Some of us wear jewelry, amulets, earrings.
But I started my life in the merchant marines, where such things aren’t allowed.
” He sits up, unbuttons the cuff of his left sleeve, and rolls it up his arm.
There, on his sun-darkened skin, on the swell of his muscle, just above his elbow, I can see a black symbol inked into his skin.
“Oh,” I say, softly. “How foolish of me.”
Tattoos. Of course. He wouldn’t carry magical objects, which could be lost or washed away. He wears his magic on his own skin.
He’s rolled his sleeve back down and is buttoning his cuff.
I watch him for a moment: the sun-gold hair falling over his cheekbones, tied in a neat queue at the nape of his neck; the soft, perfectly white shirt; the almost obscenely tight black breeches; the perfectly polished boots.
If he truly does live on a hammock in a barn, there’s no way to tell by looking at him.
He’s utterly out of place here, in this tiny town with its rolling hills and steep cliffs and sheep, endless sheep.

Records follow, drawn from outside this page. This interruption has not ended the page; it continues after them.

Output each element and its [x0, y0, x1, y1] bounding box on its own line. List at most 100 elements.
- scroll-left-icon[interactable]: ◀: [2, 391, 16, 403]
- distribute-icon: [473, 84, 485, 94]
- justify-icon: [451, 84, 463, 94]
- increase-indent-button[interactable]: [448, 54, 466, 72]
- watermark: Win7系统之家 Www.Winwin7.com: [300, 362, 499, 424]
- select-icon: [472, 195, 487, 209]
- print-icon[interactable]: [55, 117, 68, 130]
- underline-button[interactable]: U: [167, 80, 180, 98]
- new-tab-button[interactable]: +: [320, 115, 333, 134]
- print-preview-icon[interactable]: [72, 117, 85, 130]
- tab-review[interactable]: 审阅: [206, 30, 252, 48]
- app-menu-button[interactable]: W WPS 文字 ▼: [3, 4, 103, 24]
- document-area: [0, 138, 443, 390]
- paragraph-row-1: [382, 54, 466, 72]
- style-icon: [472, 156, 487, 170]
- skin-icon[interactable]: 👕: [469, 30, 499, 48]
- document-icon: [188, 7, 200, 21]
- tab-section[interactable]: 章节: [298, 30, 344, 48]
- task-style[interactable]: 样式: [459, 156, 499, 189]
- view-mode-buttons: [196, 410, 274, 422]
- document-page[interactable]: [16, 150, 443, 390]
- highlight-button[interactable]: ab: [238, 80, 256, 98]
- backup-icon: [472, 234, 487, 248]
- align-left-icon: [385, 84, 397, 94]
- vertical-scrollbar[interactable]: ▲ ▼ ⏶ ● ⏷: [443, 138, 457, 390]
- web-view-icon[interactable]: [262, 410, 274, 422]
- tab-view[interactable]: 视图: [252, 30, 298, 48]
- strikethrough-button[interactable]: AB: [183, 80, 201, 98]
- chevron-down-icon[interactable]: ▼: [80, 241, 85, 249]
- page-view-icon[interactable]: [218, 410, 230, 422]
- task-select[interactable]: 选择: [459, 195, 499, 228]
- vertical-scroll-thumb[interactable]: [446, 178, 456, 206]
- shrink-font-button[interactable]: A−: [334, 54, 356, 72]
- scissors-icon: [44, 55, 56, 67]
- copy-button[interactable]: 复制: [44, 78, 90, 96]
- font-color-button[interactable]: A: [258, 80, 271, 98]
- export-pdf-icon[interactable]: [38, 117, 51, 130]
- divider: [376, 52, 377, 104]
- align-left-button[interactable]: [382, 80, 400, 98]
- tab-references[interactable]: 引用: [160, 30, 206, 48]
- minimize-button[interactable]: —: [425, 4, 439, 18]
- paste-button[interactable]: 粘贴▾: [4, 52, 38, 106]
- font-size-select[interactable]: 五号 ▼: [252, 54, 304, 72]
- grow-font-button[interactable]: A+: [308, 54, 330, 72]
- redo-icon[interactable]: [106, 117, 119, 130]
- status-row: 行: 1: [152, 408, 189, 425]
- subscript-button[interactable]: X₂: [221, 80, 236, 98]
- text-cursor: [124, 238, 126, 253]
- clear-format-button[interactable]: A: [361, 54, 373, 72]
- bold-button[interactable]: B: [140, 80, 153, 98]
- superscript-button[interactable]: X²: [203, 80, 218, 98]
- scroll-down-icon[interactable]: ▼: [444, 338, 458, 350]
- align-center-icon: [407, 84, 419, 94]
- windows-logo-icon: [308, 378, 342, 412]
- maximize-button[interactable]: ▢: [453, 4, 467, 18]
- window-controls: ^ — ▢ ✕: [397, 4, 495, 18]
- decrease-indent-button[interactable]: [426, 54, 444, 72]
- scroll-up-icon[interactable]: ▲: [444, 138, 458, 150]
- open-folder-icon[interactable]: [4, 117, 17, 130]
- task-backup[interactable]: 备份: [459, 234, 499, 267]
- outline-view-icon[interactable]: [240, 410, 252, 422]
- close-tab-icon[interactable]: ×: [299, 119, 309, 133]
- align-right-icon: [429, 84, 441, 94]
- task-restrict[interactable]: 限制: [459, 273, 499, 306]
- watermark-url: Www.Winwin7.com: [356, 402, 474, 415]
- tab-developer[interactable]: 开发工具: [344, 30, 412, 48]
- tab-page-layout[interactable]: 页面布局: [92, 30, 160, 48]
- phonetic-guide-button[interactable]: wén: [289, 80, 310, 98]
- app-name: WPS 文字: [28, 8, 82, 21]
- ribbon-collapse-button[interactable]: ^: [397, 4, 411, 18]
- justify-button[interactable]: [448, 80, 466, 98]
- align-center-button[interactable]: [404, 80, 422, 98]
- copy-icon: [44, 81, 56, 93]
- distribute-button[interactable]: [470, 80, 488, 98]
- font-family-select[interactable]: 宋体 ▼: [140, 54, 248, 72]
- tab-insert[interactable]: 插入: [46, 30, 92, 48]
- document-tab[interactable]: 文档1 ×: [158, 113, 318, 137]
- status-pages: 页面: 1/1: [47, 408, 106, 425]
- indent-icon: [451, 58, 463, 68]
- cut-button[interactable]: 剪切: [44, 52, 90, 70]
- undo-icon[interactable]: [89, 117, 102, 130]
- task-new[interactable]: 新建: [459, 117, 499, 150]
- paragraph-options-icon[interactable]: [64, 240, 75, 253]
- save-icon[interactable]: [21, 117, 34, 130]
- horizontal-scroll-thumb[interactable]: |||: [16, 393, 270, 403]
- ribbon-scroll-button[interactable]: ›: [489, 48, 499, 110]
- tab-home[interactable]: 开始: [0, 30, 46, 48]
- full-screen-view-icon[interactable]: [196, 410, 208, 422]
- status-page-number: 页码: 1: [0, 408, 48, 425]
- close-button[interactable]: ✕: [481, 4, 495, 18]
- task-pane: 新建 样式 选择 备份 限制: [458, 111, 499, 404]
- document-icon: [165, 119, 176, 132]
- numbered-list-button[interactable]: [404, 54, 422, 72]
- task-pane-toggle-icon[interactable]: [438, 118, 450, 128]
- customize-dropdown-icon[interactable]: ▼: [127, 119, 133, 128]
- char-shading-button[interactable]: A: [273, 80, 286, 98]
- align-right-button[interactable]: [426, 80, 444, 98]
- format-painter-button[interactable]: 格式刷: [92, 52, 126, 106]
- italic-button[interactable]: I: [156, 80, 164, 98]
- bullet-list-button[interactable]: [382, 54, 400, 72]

The tidy pink and yellow buildings; the small joys and sorrows of day-to-day life in Little Pepperidge.
Even if I didn’t know he was a cursed pirate who speaks only in ironic detachment and smells like the wild sea, I think I would be able to see it. Eventually.
He looks up and my face bursts into flame, again. He leans back and smiles at me. “Any other questions?”
“Yes.” I cough, and clear my throat noisily. “What kind of a name is Bash?”